Aspirate the F-127 solution and wash the cover slips five times with PBS, once with the cell culture medium, then seed the Schwann cells at a seeding density of 1000 cells per centimeter squared. 45 minutes after cell seeding, remove the cell culture medium and wash the cover slips twice with PBS to prevent multiple cells from adhering to the same pattern. Maintain cells in the desired cell culture environment for 48 hours before quantification.
To create line-patterned cell culture substrates for examining aligned cells, make the stamps according to the manuscript directions, and cut them to the desired dimensions. Prepare two Petri dishes coated with a tuneable PDMS surface as previously described, and perform microcontact printing to print line-patterned cell adhesive areas on one of the dishes. After removing the stamps, fill the Petri dish with four milliliters of 0.2%Pluronic F-127 solution and incubate it for an hour.
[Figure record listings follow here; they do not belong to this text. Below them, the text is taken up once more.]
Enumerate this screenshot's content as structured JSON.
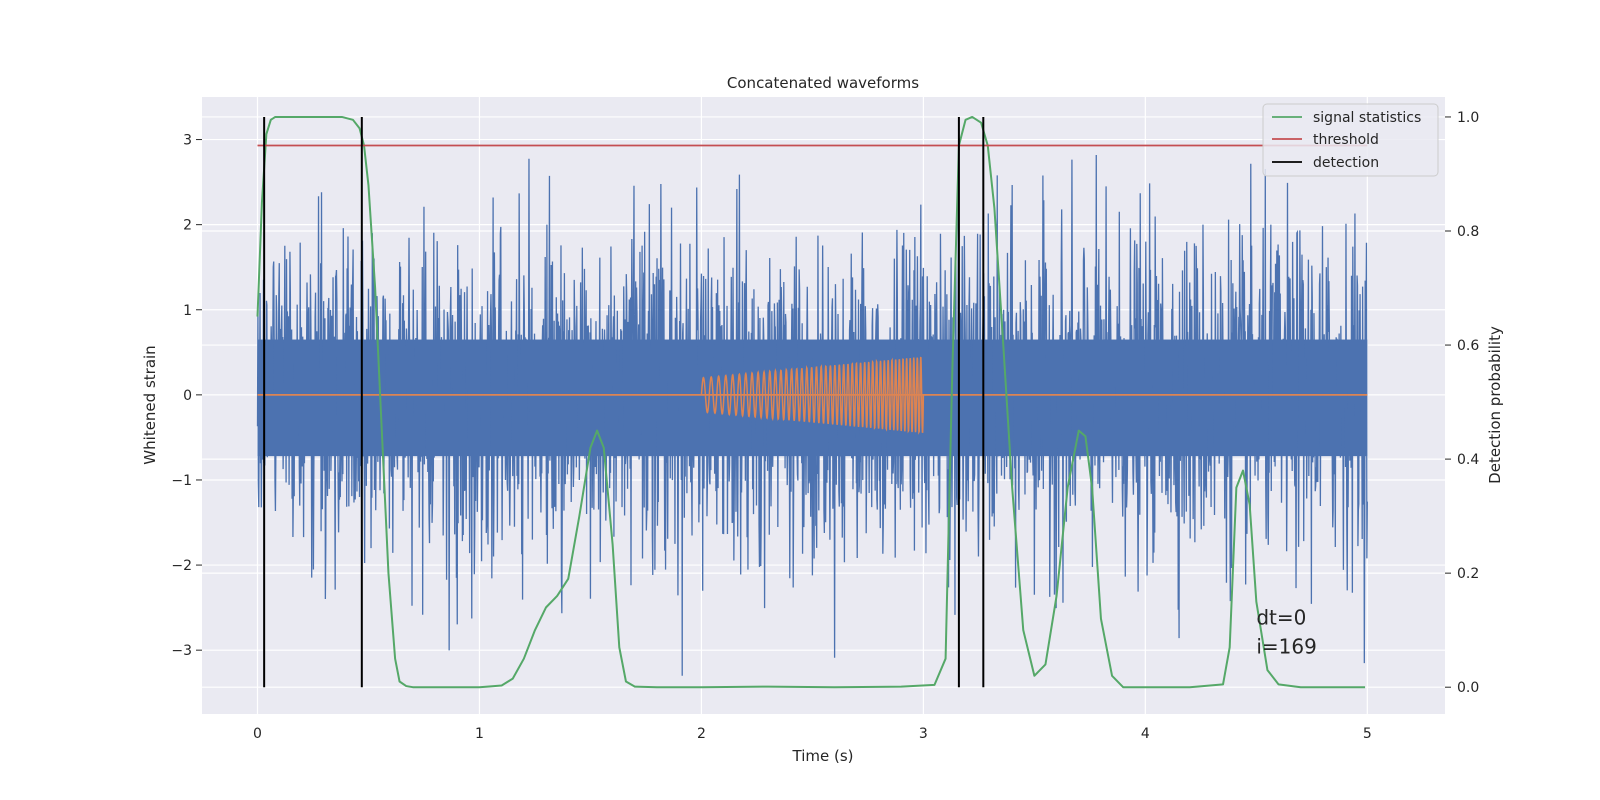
{
  "chart_data": {
    "type": "line",
    "title": "Concatenated waveforms",
    "xlabel": "Time (s)",
    "ylabel": "Whitened strain",
    "y2label": "Detection probability",
    "xlim": [
      -0.25,
      5.35
    ],
    "ylim": [
      -3.75,
      3.5
    ],
    "y2lim": [
      -0.047,
      1.035
    ],
    "x_ticks": [
      0,
      1,
      2,
      3,
      4,
      5
    ],
    "y_ticks": [
      -3,
      -2,
      -1,
      0,
      1,
      2,
      3
    ],
    "y2_ticks": [
      0.0,
      0.2,
      0.4,
      0.6,
      0.8,
      1.0
    ],
    "x_tick_labels": [
      "0",
      "1",
      "2",
      "3",
      "4",
      "5"
    ],
    "y_tick_labels": [
      "−3",
      "−2",
      "−1",
      "0",
      "1",
      "2",
      "3"
    ],
    "y2_tick_labels": [
      "0.0",
      "0.2",
      "0.4",
      "0.6",
      "0.8",
      "1.0"
    ],
    "grid": true,
    "legend_position": "top-right",
    "colors": {
      "strain": "#4c72b0",
      "injection": "#dd8452",
      "signal": "#55a868",
      "threshold": "#c44e52",
      "detection": "#000000",
      "background": "#eaeaf2",
      "grid": "#ffffff"
    },
    "series": [
      {
        "name": "signal statistics",
        "axis": "right",
        "x": [
          0.0,
          0.02,
          0.04,
          0.06,
          0.08,
          0.1,
          0.15,
          0.2,
          0.3,
          0.38,
          0.43,
          0.46,
          0.48,
          0.5,
          0.53,
          0.56,
          0.59,
          0.62,
          0.64,
          0.67,
          0.7,
          0.8,
          1.0,
          1.1,
          1.15,
          1.2,
          1.25,
          1.3,
          1.35,
          1.4,
          1.45,
          1.5,
          1.53,
          1.56,
          1.6,
          1.63,
          1.66,
          1.7,
          1.8,
          2.0,
          2.3,
          2.6,
          2.9,
          3.05,
          3.1,
          3.13,
          3.16,
          3.19,
          3.22,
          3.26,
          3.29,
          3.32,
          3.36,
          3.4,
          3.45,
          3.5,
          3.55,
          3.6,
          3.65,
          3.7,
          3.73,
          3.76,
          3.8,
          3.85,
          3.9,
          4.0,
          4.2,
          4.35,
          4.38,
          4.41,
          4.44,
          4.47,
          4.5,
          4.55,
          4.6,
          4.7,
          4.85,
          4.99
        ],
        "values": [
          0.65,
          0.85,
          0.97,
          0.995,
          1.0,
          1.0,
          1.0,
          1.0,
          1.0,
          1.0,
          0.995,
          0.98,
          0.95,
          0.88,
          0.7,
          0.45,
          0.2,
          0.05,
          0.01,
          0.002,
          0.0,
          0.0,
          0.0,
          0.003,
          0.015,
          0.05,
          0.1,
          0.14,
          0.16,
          0.19,
          0.3,
          0.42,
          0.45,
          0.42,
          0.25,
          0.07,
          0.01,
          0.001,
          0.0,
          0.0,
          0.001,
          0.0,
          0.001,
          0.004,
          0.05,
          0.55,
          0.95,
          0.995,
          1.0,
          0.99,
          0.95,
          0.84,
          0.6,
          0.35,
          0.1,
          0.02,
          0.04,
          0.16,
          0.35,
          0.45,
          0.44,
          0.35,
          0.12,
          0.02,
          0.0,
          0.0,
          0.0,
          0.005,
          0.07,
          0.35,
          0.38,
          0.32,
          0.15,
          0.03,
          0.005,
          0.0,
          0.0,
          0.0
        ]
      },
      {
        "name": "threshold",
        "axis": "right",
        "x": [
          0.0,
          5.0
        ],
        "values": [
          0.95,
          0.95
        ]
      },
      {
        "name": "detection",
        "axis": "right",
        "type": "vlines",
        "x": [
          0.03,
          0.47,
          3.16,
          3.27
        ],
        "ymin": 0.0,
        "ymax": 1.0
      },
      {
        "axis": "left",
        "type": "chirp",
        "x_start": 2.0,
        "x_end": 3.0,
        "amp_start": 0.2,
        "amp_end": 0.45,
        "cycles": 46
      }
    ],
    "strain": {
      "axis": "left",
      "x_range": [
        0.0,
        5.0
      ],
      "band": [
        -0.72,
        0.65
      ]
    },
    "annotations": [
      {
        "text": "dt=0",
        "x": 4.5,
        "y": -2.7
      },
      {
        "text": "i=169",
        "x": 4.5,
        "y": -3.04
      }
    ]
  }
}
Rinse each side of the PDMS stamp three times with 70%ethanol and dry it with air. Rotate the PDMS stamps and print the unpatterned cell adhesive area on the second Petri dish as previously described. After incubating the dishes with the F-127 solution, remove the solution and wash the dishes three times with PBS and once with fresh cell culture medium.
Then seed cells on the dishes, and maintain them at the desired conditions for 48 hours before preparing lysates. To prepare lysates, wash the cells with ice cold PBS for two minutes, then add 80 microliters of RIPA solution, prepared according to the manuscript directions, onto each cell adhesive area, and incubate the cells on an ice block for 25 minutes. Scrape the Schwann cells with the cell scraper for five minutes and collect the lysate into a labeled 1.5 milliliter microcentrifuge tube.
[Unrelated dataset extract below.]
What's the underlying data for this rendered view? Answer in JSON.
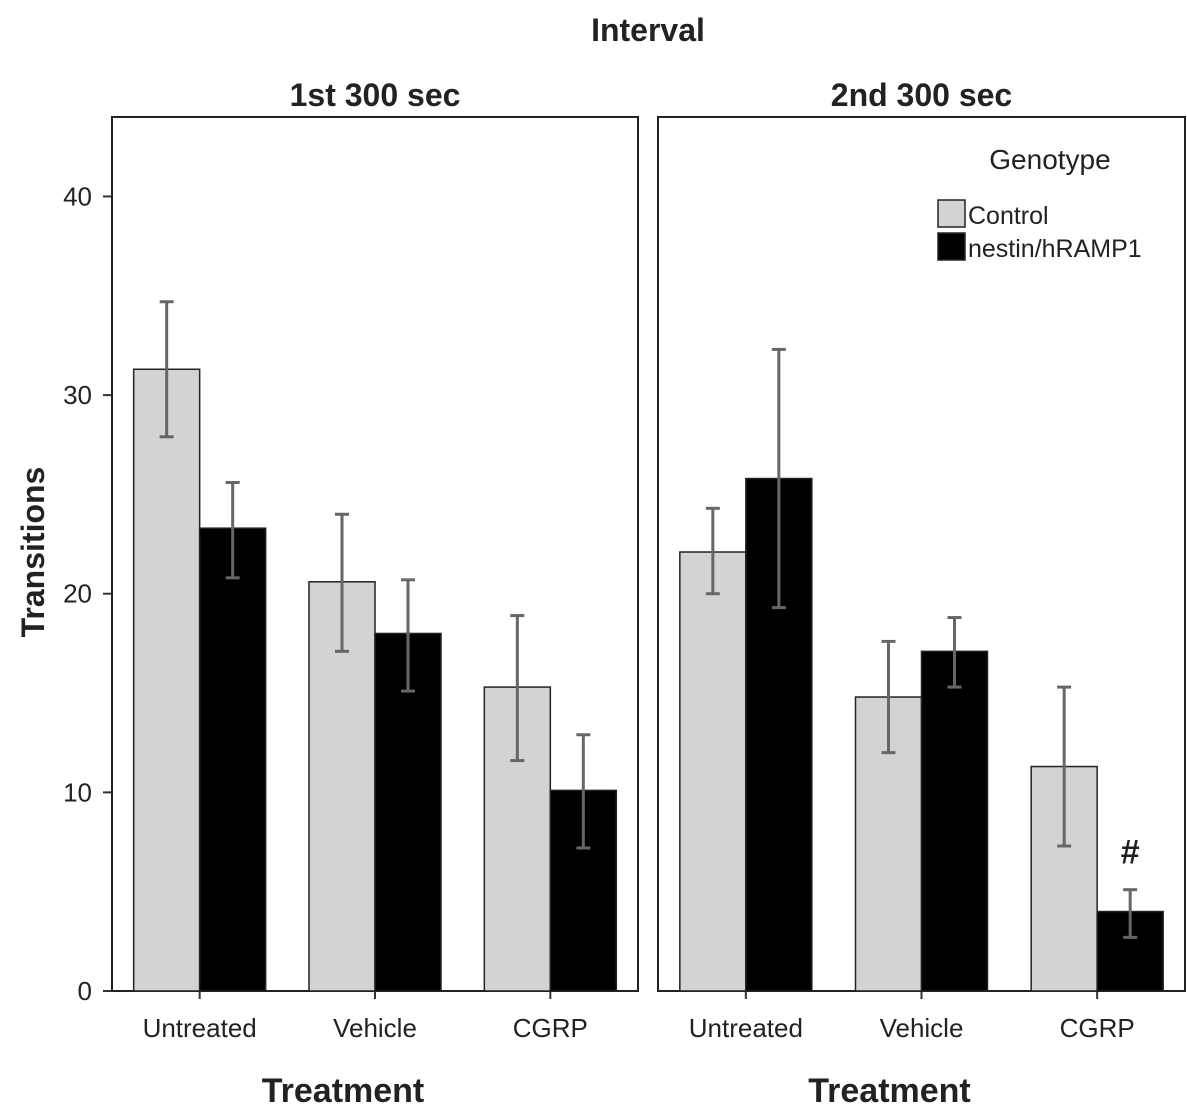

Centrifuge the lysate for 15 minutes at 12 thousands times G and four degrees Celsius. Collect the supernatant and transfer it to a clean microcentrifuge tube. Laminin coated substrates resulted in a higher proliferation rate when compared to collagen and fibronectin coated substrates.
Schwann cells on substrates with laminin coating and differing moduli showed that relatively softer substrates decreased cell proliferation rates. The cells were also analyzed for protein expression. Transcriptional factor c-Jun expression was upregulated as substrates became softer.
However, it was significantly downregulated on the softest substrates. On stiff substrates, collagen coated substrates resulted in the highest c-Jun expression, as substrates became softer, laminin showed the highest levels of c-Jun. The cells were then stained with rhodamine-phalloidin to explore the role of cell spreading and area in c-Jun expression.
When cell adhesive lines were created on the cell culture substrates, the nuclear aspect ratio of cells seeded on the pattern substrate increased compared to that of cells on unpatterned substrates. Expression of both c-Jun and p75 neurotrophin receptor were upregulated in dense cells with a smaller spreading area. Line-patterned cells also resulted in a higher expression of both c-Jun and p75 NTR when compared to nonpatterned cells.
Microcontact printed cell adhesive geometries were created to precisely control cell spreading area and elongation while eliminating cell to cell interactions. Increasing the cellular aspect ratio caused nuclear elongation to increase. The expression of c-Jun was upregulated by both cellular elongation and cell spreading inhibition.
Immunofluorescence staining for both nuclei and actin confirmed that cell spreading area and elongation were precisely controlled through this micropatterning method. This technique paved a way to using our tunable substrates as a method to mechanistically analyze Schwann cell biology and the signaling in the context of regeneration and cancer.